Le acque dei numerosissimi fiumi e canali (i vasi sanguigni) vengono sorvegliate giorno e notte da un poderoso sistema di sicurezza. Ma non è facile mantenere l’ordine in una nazione che ha molti miliardi di abitanti, e altrettanti nemici e clandestini.

Le comunicazioni avvengono attraverso una rete di sottili cavi elettrici, oppure tramite valigette (gli ormoni e molti altri tipi di molecole), che vengono liberate nei corsi d’acqua. Ogni valigetta possiede una serie di codici riservati solo al destinatario, che così è in grado di riconoscerla e prelevarla appena la “incrocia”.

Le valigette possono contenere segnali d’allarme lanciati dalle pattuglie che stanno perlustrando i vari distretti dell’organismo e hanno bisogno di rinforzi. Fra i primi ad accorrere sono, di norma, gli agenti del reparto Mangia-Nemici (i monociti). Grazie alle istruzioni contenute nelle valigette, identificano all’istante il luogo da cui è partito l’allarme ed entrano aprendo una breccia nelle pareti.

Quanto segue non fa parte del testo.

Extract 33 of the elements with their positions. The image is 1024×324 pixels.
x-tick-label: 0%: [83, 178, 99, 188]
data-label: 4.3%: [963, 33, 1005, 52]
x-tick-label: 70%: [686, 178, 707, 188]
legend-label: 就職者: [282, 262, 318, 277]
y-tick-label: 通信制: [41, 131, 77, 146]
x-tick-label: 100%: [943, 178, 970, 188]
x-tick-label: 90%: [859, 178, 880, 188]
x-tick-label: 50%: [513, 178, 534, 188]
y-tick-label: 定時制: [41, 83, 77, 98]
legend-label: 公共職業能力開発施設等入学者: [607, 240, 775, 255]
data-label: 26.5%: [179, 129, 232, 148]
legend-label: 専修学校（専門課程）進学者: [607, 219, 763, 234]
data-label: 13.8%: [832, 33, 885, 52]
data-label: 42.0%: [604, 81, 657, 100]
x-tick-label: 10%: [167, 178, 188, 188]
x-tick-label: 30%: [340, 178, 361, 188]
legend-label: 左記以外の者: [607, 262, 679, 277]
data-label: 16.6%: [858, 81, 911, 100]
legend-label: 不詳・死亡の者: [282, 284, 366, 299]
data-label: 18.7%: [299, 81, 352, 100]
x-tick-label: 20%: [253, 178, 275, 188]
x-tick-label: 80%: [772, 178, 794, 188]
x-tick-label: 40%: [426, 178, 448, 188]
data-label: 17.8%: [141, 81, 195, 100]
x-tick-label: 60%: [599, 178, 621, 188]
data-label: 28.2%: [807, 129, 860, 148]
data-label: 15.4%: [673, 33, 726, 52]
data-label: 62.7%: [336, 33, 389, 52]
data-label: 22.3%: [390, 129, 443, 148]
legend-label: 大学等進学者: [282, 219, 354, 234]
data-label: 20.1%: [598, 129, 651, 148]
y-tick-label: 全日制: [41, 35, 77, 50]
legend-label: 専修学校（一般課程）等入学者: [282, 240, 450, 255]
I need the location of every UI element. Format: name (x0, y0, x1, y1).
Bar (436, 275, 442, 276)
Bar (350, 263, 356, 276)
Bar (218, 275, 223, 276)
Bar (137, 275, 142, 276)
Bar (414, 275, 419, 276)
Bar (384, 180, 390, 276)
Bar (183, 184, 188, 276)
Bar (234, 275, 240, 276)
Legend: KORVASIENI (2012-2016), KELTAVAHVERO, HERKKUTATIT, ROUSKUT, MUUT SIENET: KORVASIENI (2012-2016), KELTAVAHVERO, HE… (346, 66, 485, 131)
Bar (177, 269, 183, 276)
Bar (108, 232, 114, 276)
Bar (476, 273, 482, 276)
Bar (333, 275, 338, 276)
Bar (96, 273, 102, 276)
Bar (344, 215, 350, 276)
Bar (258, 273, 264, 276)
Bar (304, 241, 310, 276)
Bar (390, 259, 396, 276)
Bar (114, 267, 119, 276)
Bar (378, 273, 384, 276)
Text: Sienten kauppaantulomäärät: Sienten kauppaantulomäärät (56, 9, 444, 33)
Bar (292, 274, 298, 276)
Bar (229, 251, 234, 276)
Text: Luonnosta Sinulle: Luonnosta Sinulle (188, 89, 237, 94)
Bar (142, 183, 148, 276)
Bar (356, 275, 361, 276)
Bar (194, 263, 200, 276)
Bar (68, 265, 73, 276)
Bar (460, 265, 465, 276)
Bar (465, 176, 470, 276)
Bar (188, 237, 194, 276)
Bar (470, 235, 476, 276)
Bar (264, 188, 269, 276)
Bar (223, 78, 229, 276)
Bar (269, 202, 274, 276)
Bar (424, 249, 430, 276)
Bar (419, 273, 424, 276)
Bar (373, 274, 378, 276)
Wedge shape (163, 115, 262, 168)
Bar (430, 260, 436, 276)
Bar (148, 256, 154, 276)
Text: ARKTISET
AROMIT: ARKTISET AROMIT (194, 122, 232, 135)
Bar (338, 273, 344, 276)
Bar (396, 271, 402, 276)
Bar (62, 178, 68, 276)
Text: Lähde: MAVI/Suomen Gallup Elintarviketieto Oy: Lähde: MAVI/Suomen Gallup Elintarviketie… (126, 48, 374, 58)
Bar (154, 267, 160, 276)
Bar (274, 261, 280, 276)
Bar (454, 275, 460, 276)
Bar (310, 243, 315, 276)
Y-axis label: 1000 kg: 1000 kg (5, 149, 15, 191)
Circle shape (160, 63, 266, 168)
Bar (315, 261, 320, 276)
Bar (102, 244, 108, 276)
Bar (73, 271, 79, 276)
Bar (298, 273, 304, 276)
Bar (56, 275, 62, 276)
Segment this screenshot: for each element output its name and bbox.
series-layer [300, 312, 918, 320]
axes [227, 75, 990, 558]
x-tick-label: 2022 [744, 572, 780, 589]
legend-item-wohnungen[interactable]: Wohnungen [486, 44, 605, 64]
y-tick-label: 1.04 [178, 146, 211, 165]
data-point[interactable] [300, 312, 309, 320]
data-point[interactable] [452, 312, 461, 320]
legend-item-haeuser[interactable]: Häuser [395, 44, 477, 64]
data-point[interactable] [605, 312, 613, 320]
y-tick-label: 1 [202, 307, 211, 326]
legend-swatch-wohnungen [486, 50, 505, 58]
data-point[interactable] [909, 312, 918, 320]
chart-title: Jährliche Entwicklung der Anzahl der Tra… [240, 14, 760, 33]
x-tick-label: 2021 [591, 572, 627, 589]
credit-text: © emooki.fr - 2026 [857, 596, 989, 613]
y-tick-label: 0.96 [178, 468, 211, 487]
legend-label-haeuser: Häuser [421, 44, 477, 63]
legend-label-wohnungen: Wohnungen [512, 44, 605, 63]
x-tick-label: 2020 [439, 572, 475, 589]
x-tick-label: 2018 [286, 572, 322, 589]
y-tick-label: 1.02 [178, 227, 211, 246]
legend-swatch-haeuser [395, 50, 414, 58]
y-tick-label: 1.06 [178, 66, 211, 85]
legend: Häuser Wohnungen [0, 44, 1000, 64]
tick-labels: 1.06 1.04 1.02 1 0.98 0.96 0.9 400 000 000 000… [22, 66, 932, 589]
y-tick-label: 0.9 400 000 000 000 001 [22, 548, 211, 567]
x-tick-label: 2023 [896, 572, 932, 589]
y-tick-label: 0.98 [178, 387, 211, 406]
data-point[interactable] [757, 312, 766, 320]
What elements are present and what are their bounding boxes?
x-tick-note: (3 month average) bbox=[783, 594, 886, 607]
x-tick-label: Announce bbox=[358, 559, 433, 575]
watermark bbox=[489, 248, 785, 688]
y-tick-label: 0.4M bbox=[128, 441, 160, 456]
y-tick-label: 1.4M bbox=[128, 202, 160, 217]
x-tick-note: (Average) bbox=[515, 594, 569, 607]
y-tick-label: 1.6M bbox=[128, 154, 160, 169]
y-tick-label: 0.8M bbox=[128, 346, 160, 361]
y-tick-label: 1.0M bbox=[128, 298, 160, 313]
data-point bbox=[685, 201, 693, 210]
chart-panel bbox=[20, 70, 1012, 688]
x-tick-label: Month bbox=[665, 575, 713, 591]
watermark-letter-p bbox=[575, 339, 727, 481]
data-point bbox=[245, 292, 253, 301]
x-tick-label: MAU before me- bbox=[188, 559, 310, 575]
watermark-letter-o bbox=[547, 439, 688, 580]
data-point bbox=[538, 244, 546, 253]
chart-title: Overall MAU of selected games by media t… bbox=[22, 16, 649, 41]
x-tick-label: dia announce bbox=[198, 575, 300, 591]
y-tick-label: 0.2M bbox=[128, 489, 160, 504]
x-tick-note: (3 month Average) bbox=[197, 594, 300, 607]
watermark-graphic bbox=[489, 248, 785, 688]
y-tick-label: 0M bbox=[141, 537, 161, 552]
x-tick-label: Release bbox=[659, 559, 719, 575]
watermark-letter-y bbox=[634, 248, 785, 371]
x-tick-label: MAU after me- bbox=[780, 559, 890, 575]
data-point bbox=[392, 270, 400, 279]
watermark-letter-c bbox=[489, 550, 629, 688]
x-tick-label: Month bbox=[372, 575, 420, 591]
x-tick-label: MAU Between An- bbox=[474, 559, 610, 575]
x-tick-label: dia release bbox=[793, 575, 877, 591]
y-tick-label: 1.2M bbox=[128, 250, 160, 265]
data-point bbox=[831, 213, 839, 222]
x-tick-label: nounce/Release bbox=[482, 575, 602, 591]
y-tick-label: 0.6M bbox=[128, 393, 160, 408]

Quando si trovano davanti ai nemici, i monociti si trasformano, accentuando la loro aggressività e la loro potenza. Diventano, così, agenti Grande-Bocca (i macrofagi). Come in un film di fantascienza, dal loro corpo spuntano prolungamenti che permettono di avvolgere gli avversari e catturarli rapidamente, dopo avere controllato i passaporti.

I nemici vengono inghiottiti, letteralmente, e chiusi in una capsula, all’interno del corpo degli agenti: una sorta di “camera della morte”. A questo punto scatta la loro uccisione, tramite liquidi corrosivi e digestivi, che li sciolgono.